Mrs Audrey Chadwick appartenait à cette société nomade fortunée et cultivée, en grande partie américaine, que liait un même style de vie et qu’attiraient les séductions de la french Riviera. Ce sont probablement ses relations qui lui recommandèrent cet architecte installé sur la côte et dont la formation aux U.S.A. pouvait lui sembler une garantie pour une création lui rappelant l’esprit de la modernité Art déco de Miami. Elle possédait en effet à Palm Beach une villa qu’elle avait baptisée Today...
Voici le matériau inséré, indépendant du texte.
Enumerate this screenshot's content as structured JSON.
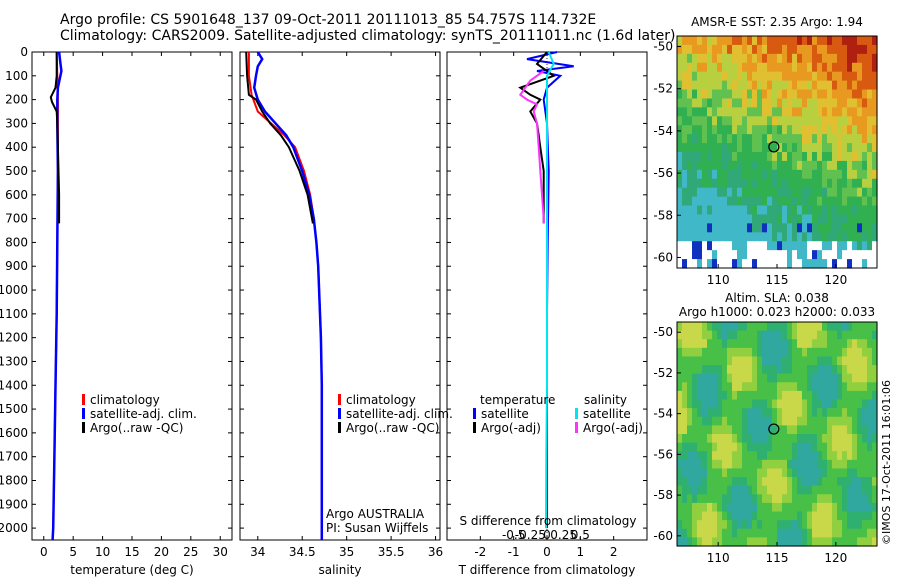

Barry Dierks (1899-1960) appartient à la génération des architectes qui surent saisir la nouveauté du Mouvement moderne pour rénover la tradition de l’éclectisme encore de règle pour les grandes résidences. Diplômé du Carnegie Institute of Technology de Pittsburg en 1921, il suivit l’enseignement de l’atelier Jaussely de 1921 à 1923 à l’École Nationale des Beaux-Arts de Paris et s’installa sur la côte en 1925 dans sa première réalisation, la Villa du Trident à Théoule, avec son ami et associé Éric Sawyer qui s’occupa des finances de l’agence. On lui connaît, de Menton à Six-Fours (Var), au moins 70 maisons, dont 21 au Cap d’Antibes, où il combina, avec adresse, le confort et la nouveauté technique dans une modernité empreinte d’un classicisme rigoureux et d’une atmosphère méditerranéenne chaleureuse.
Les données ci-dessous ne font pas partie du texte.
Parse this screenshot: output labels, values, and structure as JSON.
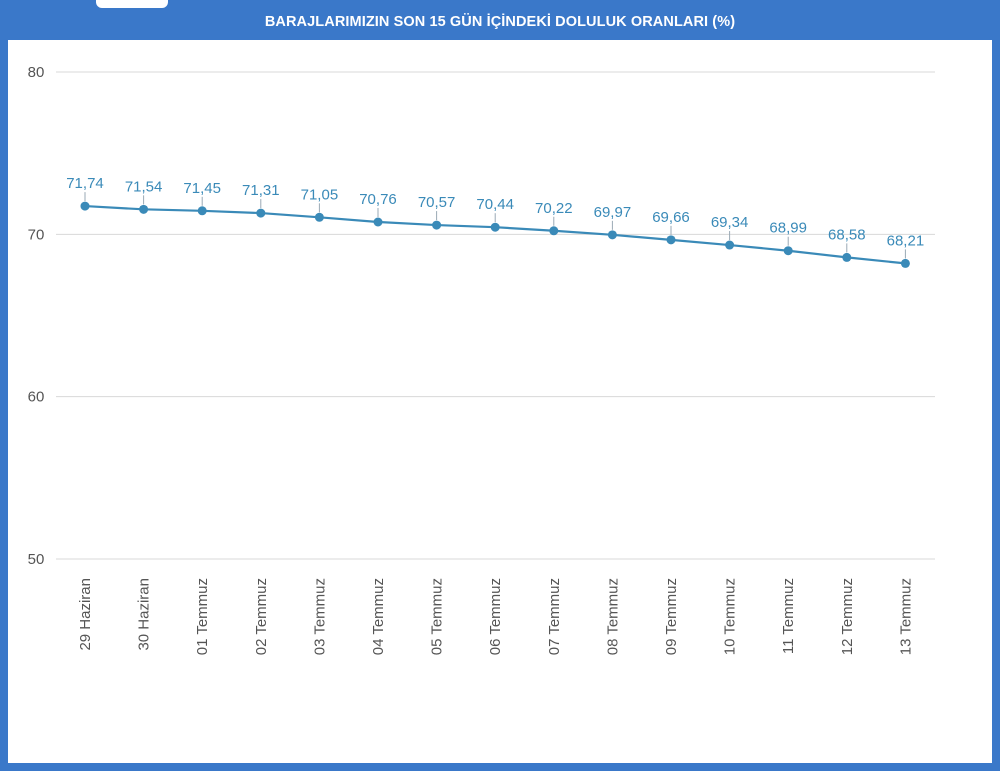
{
  "colors": {
    "frame": "#3a78c9",
    "series": "#3a8ab8",
    "grid": "#d8d8d8",
    "tick_text": "#555555"
  },
  "chart_data": {
    "type": "line",
    "title": "BARAJLARIMIZIN SON 15 GÜN İÇİNDEKİ DOLULUK ORANLARI (%)",
    "xlabel": "",
    "ylabel": "",
    "ylim": [
      50,
      80
    ],
    "yticks": [
      50,
      60,
      70,
      80
    ],
    "grid": true,
    "legend": "none",
    "categories": [
      "29 Haziran",
      "30 Haziran",
      "01 Temmuz",
      "02 Temmuz",
      "03 Temmuz",
      "04 Temmuz",
      "05 Temmuz",
      "06 Temmuz",
      "07 Temmuz",
      "08 Temmuz",
      "09 Temmuz",
      "10 Temmuz",
      "11 Temmuz",
      "12 Temmuz",
      "13 Temmuz"
    ],
    "values": [
      71.74,
      71.54,
      71.45,
      71.31,
      71.05,
      70.76,
      70.57,
      70.44,
      70.22,
      69.97,
      69.66,
      69.34,
      68.99,
      68.58,
      68.21
    ],
    "data_labels": [
      "71,74",
      "71,54",
      "71,45",
      "71,31",
      "71,05",
      "70,76",
      "70,57",
      "70,44",
      "70,22",
      "69,97",
      "69,66",
      "69,34",
      "68,99",
      "68,58",
      "68,21"
    ]
  }
}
Coqueluche de la bonne société, il noua, grâce à sa vie mondaine, puis à ses activités caritatives pendant la seconde guerre mondiale, des liens de confiance et d’amitié avec une clientèle riche en grande partie anglo-saxonne.
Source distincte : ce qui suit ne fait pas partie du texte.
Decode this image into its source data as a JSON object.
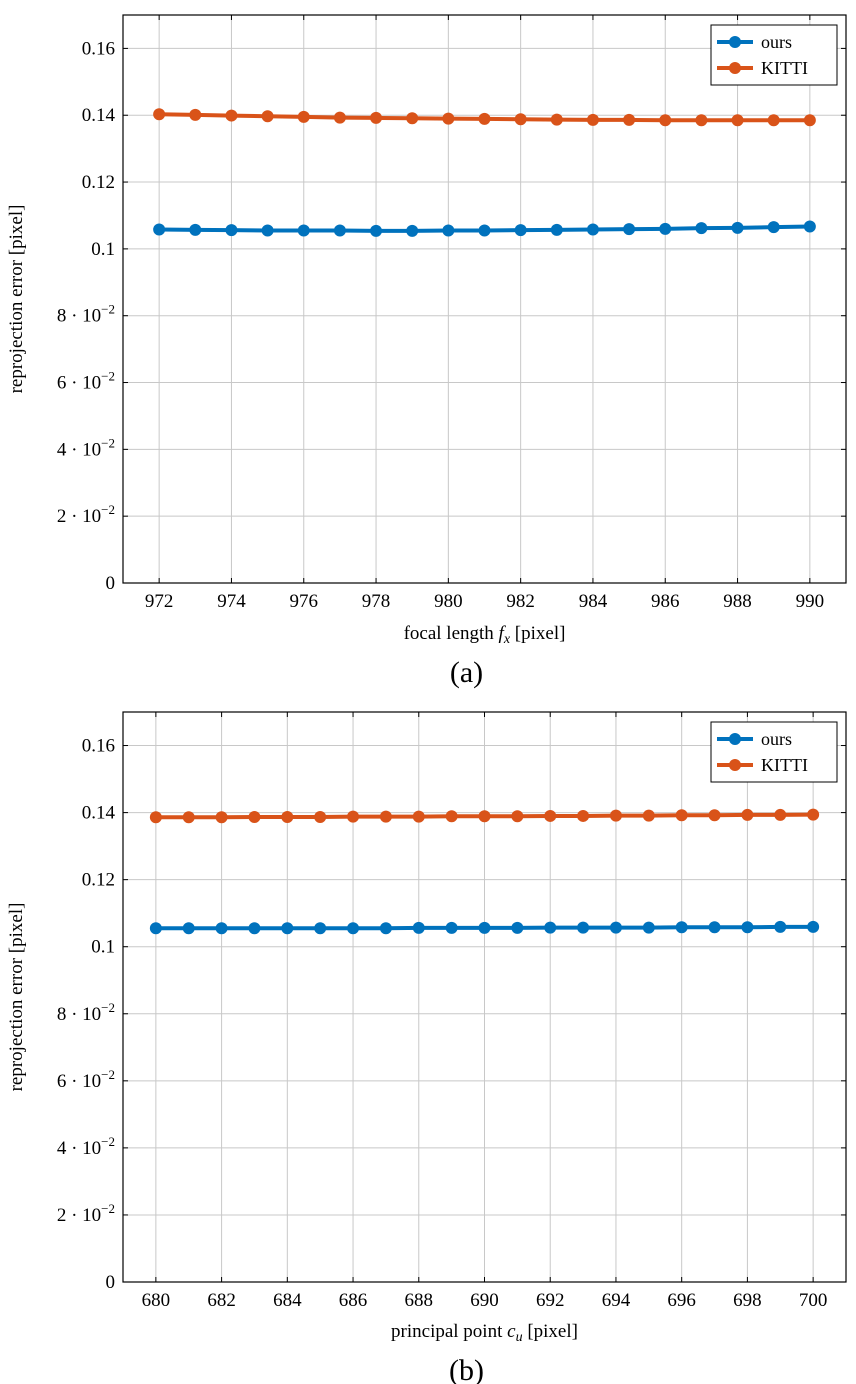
{
  "colors": {
    "ours": "#0072bd",
    "kitti": "#d95319"
  },
  "chart_data": [
    {
      "type": "line",
      "caption": "(a)",
      "xlabel": {
        "pre": "focal length",
        "var": "f",
        "sub": "x",
        "post": "[pixel]"
      },
      "ylabel": "reprojection error [pixel]",
      "xlim": [
        971,
        991
      ],
      "ylim": [
        0,
        0.17
      ],
      "xticks": [
        972,
        974,
        976,
        978,
        980,
        982,
        984,
        986,
        988,
        990
      ],
      "yticks": [
        {
          "value": 0,
          "base": "0",
          "exp": ""
        },
        {
          "value": 0.02,
          "base": "2 · 10",
          "exp": "−2"
        },
        {
          "value": 0.04,
          "base": "4 · 10",
          "exp": "−2"
        },
        {
          "value": 0.06,
          "base": "6 · 10",
          "exp": "−2"
        },
        {
          "value": 0.08,
          "base": "8 · 10",
          "exp": "−2"
        },
        {
          "value": 0.1,
          "base": "0.1",
          "exp": ""
        },
        {
          "value": 0.12,
          "base": "0.12",
          "exp": ""
        },
        {
          "value": 0.14,
          "base": "0.14",
          "exp": ""
        },
        {
          "value": 0.16,
          "base": "0.16",
          "exp": ""
        }
      ],
      "grid": true,
      "legend_position": "top-right",
      "x": [
        972,
        973,
        974,
        975,
        976,
        977,
        978,
        979,
        980,
        981,
        982,
        983,
        984,
        985,
        986,
        987,
        988,
        989,
        990
      ],
      "series": [
        {
          "name": "ours",
          "color_key": "ours",
          "values": [
            0.1058,
            0.1057,
            0.1056,
            0.1055,
            0.1055,
            0.1055,
            0.1054,
            0.1054,
            0.1055,
            0.1055,
            0.1056,
            0.1057,
            0.1058,
            0.1059,
            0.106,
            0.1062,
            0.1063,
            0.1065,
            0.1067
          ]
        },
        {
          "name": "KITTI",
          "color_key": "kitti",
          "values": [
            0.1403,
            0.1401,
            0.1399,
            0.1397,
            0.1395,
            0.1393,
            0.1392,
            0.1391,
            0.139,
            0.1389,
            0.1388,
            0.1387,
            0.1386,
            0.1386,
            0.1385,
            0.1385,
            0.1385,
            0.1385,
            0.1385
          ]
        }
      ]
    },
    {
      "type": "line",
      "caption": "(b)",
      "xlabel": {
        "pre": "principal point",
        "var": "c",
        "sub": "u",
        "post": "[pixel]"
      },
      "ylabel": "reprojection error [pixel]",
      "xlim": [
        679,
        701
      ],
      "ylim": [
        0,
        0.17
      ],
      "xticks": [
        680,
        682,
        684,
        686,
        688,
        690,
        692,
        694,
        696,
        698,
        700
      ],
      "yticks": [
        {
          "value": 0,
          "base": "0",
          "exp": ""
        },
        {
          "value": 0.02,
          "base": "2 · 10",
          "exp": "−2"
        },
        {
          "value": 0.04,
          "base": "4 · 10",
          "exp": "−2"
        },
        {
          "value": 0.06,
          "base": "6 · 10",
          "exp": "−2"
        },
        {
          "value": 0.08,
          "base": "8 · 10",
          "exp": "−2"
        },
        {
          "value": 0.1,
          "base": "0.1",
          "exp": ""
        },
        {
          "value": 0.12,
          "base": "0.12",
          "exp": ""
        },
        {
          "value": 0.14,
          "base": "0.14",
          "exp": ""
        },
        {
          "value": 0.16,
          "base": "0.16",
          "exp": ""
        }
      ],
      "grid": true,
      "legend_position": "top-right",
      "x": [
        680,
        681,
        682,
        683,
        684,
        685,
        686,
        687,
        688,
        689,
        690,
        691,
        692,
        693,
        694,
        695,
        696,
        697,
        698,
        699,
        700
      ],
      "series": [
        {
          "name": "ours",
          "color_key": "ours",
          "values": [
            0.1055,
            0.1055,
            0.1055,
            0.1055,
            0.1055,
            0.1055,
            0.1055,
            0.1055,
            0.1056,
            0.1056,
            0.1056,
            0.1056,
            0.1057,
            0.1057,
            0.1057,
            0.1057,
            0.1058,
            0.1058,
            0.1058,
            0.1059,
            0.1059
          ]
        },
        {
          "name": "KITTI",
          "color_key": "kitti",
          "values": [
            0.1386,
            0.1386,
            0.1386,
            0.1387,
            0.1387,
            0.1387,
            0.1388,
            0.1388,
            0.1388,
            0.1389,
            0.1389,
            0.1389,
            0.139,
            0.139,
            0.1391,
            0.1391,
            0.1392,
            0.1392,
            0.1393,
            0.1393,
            0.1394
          ]
        }
      ]
    }
  ]
}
La villa remplace une construction légère du tournant du siècle, qui avait pour nom le Bungalow. Elle s’élève sur un terrain dont l’architecte se plaisait à dire qu’il avait la superficie d’un piano à queue. Il en exploita l’exiguïté pour organiser une distribution des plus classiques qui se développe sur un rez-de-chaussée et un étage, avec un étage de soubassement partiel abritant notamment le garage. Dans le corps principal, une enfilade de pièces de réception et de séjour s’ouvre largement sur le panorama de Golfe-Juan et de Juan-les-Pins par des baies aux vitrages coulissant dans l’épaisseur des murs. Cette situation privilégiée séduisit Jack Warner qui, un temps propriétaire, y reçut les plus grandes stars du cinéma, de Charlie Chaplin à Ava Gardner. Barry Dierks donna à la façade antérieure cet extraordinaire mouvement d’ondulation pour loger des services de part et d’autre d’une demi-lune où viennent se ranger les voitures des invités. La monumentalité combine ici la symétrie des volumes centraux, dont les courbes doivent beaucoup à Borromini, et l’incertitude d’une dissymétrie que le promeneur découvre en se déplaçant. La modernité unifie et donne un rythme aux surfaces, tout en ne conservant des modèles baroques qu’une épure magnifiée par la blancheur méditerranéenne.